While women’s representation in government has increased since Jeannette Rankin (R-Montana) became the first woman elected to serve in Congress in 1916, women are still drastically underrepresented in American politics. In fact, there is a plethora of nonprofits and political action committees whose main goal is to get more women into office. Much research has been done on this issue, so before getting into the specific problem of US mayors, here are 3 important things that research has to teach us about women’s underrepresentation in American government today:
|Infographic taken from WomanStats|
1. Women are underrepresented at all levels of government.
We all know that the U.S. has never had a female president (though perhaps that will change in 2016). Other statistics surrounding women’s underrepresentation in US politics are less well known. Women make under 20% of Congress as it stands today. Across the nation, only 24.5% of state legislators are women. In America’s entire history, only 37 women have been state governors. Finally, only 18.4% of mayors in American cities with populations over 30,000 are women. Scholars debate many possible reasons why women are underrepresented in government, and one of these is that…
2. Women candidates face gender barriers.

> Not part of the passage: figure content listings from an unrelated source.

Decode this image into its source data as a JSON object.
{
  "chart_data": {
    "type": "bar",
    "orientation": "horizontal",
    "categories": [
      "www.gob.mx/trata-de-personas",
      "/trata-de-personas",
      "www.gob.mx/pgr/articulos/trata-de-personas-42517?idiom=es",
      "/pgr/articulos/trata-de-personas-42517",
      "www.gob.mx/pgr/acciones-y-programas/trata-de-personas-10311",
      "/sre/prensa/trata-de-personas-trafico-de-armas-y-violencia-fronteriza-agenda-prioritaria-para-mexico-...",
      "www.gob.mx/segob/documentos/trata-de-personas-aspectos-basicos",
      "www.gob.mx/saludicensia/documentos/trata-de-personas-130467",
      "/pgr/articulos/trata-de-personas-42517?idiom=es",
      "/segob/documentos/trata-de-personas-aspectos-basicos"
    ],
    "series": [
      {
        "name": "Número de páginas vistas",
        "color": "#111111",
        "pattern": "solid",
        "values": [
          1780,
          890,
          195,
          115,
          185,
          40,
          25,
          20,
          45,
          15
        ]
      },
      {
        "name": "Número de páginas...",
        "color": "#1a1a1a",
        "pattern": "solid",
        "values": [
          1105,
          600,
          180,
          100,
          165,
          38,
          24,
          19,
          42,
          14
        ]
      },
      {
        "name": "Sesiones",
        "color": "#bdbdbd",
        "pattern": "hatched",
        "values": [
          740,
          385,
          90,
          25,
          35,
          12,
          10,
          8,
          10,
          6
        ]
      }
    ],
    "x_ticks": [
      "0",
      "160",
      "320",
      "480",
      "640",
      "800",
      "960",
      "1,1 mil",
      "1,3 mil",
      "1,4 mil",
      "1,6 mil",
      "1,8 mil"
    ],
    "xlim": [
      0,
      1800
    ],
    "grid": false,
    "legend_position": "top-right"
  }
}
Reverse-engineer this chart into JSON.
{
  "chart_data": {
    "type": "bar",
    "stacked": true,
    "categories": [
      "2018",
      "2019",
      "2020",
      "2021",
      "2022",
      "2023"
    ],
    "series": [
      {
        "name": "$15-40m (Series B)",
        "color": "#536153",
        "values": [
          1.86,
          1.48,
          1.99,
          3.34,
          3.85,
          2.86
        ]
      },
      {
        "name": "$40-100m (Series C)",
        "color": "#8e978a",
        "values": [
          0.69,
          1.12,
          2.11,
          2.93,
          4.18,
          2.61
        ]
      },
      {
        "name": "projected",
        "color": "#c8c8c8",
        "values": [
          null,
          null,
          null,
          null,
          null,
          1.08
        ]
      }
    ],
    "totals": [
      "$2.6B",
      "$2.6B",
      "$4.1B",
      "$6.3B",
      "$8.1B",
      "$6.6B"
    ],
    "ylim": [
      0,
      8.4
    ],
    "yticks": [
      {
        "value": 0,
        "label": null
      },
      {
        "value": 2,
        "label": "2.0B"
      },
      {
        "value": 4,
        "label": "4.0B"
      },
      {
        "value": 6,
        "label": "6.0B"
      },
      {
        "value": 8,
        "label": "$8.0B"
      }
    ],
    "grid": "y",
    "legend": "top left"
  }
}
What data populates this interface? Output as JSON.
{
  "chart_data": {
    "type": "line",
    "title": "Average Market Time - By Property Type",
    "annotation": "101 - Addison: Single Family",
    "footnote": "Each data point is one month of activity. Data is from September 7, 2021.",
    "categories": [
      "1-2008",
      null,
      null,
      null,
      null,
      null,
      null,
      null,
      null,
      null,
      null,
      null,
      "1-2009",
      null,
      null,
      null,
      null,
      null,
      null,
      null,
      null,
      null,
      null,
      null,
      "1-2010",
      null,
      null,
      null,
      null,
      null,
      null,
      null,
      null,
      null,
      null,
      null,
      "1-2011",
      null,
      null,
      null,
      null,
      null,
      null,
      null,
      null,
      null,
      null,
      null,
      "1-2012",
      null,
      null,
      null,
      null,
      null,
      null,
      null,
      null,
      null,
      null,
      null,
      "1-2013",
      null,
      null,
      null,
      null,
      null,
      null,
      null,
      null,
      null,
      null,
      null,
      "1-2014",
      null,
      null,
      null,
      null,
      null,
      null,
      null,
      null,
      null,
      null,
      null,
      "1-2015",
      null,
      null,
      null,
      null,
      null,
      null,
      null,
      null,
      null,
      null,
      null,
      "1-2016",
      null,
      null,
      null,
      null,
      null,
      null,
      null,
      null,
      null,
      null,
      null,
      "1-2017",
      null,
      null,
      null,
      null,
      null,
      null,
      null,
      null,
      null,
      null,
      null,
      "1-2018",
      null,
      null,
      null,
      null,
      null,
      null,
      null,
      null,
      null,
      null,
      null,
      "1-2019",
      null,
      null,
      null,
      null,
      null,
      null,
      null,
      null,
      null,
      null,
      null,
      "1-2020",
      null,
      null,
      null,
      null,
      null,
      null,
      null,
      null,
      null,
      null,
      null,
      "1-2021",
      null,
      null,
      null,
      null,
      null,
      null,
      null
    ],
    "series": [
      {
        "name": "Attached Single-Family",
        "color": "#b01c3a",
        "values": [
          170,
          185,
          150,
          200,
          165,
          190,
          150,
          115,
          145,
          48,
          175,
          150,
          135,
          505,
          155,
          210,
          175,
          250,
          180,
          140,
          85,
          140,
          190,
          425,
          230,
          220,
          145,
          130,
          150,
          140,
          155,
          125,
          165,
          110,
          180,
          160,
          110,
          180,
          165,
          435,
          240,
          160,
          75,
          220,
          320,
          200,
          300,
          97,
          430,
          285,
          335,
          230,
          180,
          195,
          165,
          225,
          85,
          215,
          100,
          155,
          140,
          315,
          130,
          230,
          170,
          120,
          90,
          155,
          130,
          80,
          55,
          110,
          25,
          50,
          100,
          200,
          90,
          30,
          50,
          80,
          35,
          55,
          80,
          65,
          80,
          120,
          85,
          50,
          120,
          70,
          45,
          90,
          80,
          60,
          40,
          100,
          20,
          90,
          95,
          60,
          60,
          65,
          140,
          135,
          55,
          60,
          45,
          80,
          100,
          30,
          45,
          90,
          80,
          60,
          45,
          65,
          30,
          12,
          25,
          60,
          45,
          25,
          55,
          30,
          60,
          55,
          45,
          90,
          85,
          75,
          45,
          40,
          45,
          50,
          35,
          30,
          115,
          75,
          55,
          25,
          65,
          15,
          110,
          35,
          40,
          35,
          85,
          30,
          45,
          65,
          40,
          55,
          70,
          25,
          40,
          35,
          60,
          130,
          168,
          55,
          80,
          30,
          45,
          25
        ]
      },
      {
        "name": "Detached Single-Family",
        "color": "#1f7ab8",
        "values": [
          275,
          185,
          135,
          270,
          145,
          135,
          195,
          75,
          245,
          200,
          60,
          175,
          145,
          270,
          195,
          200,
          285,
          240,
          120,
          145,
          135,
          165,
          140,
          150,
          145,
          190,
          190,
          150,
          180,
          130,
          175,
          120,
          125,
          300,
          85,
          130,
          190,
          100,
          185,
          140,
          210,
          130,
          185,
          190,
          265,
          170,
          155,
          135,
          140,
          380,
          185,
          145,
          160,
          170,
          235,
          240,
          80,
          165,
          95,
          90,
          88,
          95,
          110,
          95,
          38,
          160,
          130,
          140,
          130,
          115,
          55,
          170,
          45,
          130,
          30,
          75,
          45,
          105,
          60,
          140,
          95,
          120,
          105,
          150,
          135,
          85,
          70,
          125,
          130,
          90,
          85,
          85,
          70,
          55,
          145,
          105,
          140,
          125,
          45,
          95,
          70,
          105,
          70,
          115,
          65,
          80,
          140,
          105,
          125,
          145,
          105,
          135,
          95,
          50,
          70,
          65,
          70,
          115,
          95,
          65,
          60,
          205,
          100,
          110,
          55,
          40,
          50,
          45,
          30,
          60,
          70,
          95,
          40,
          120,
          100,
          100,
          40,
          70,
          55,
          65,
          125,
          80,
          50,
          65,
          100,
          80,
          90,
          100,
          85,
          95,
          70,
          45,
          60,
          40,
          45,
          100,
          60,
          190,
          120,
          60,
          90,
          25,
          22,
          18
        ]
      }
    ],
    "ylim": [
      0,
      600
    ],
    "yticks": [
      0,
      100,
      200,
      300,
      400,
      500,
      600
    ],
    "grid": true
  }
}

Women who run for office win at the same rates as men, but women don’t often run. When do women choose to run for any office, they face gender stereotypes and perception issues. Some research suggests that negative stereotypes (see anecdotal evidence of such stereotypes here here and here) results in a baseline voting preference for men. These consequences may be especially acute for women seeking executive offices, because stereotypically male characteristics are seen as necessary for higher office. So, stereotypes about women’s leadership abilities may lead to a preference for male characteristics at a higher office. Yet despite the fact that underrepresentation exists at all levels of government and women may face greater challenges in seeking executive office…
3. Most of the research into underrepresentation focuses on federal legislative offices.
The majority of current research into women’s candidacies, the consequences of negative gender stereotypes, and other important factors that may affect women’s underrepresentation, focuses on the Senate and House of Representatives while less attention is paid to state legislatures and city councils. Furthermore, little research investigates executive positions, such as presidential, gubernatorial, or mayoral seats, though these are important venues for women’s representative equality. So, research on women’s underrepresentation falls short due to lack of scholarship at the intersection of executive offices and local elections.
I chose to try to fill this gap by examining California mayoral elections to determine whether women mayoral candidates were winning more often in small or large cities.
There were a variety of reasons why I suspected that there might be a difference between small and large cities in their rates of women mayors. Small cities might have less formal, and thus inherently more biased recruiting practices. Large cities might give candidates less opportunities to speak with voters face-to-face, which limits the way women candidates can cut through gendered media coverage. Additionally, larger cities tend to lean liberal and women win more often in liberal districts. The list of possible reasons for a discrepancy can go on and on, so let’s get into the results.
Using a dataset that detailed mayoral races in 161 California cities, roughly ranging in population from 3,000 to 3 million, I tested to see whether population affected the likelihood of a woman candidate winning. My data enabled me to control for the culture, history, and partisanship of different cities, and also allowed me to look at the effect of incumbency on a candidate’s chance of success.
My analysis found that incumbents do better than non-incumbents across the board, which isn't surprising. More interestingly, I found that a woman’s chances of winning increases as city size increases. This is true for incumbent and non-incumbent women. The opposite is true for both incumbent and non-incumbent men; as city size increases, men’s chances of election decreases.
In short, it’s better to be a female candidate than a male candidate in large cities.
This conclusion has a clear implication: women should run in bigger cities. How exciting! Women, head to the urban jungle! But wait, wait, before we can get too excited, this research needs to be replicated. Data from states other than California should be examined to see if the trend for women doing better and men doing worse in large cities worse holds true. Additionally, further research is needed to determine what is actually causing this trend. Is it just that both women and large cities tend to lean liberal, so they are a match made in heaven? Or are women somehow being penalized in small cities? What challenges are men facing in large cities? Finding the answers to these questions will require additional research.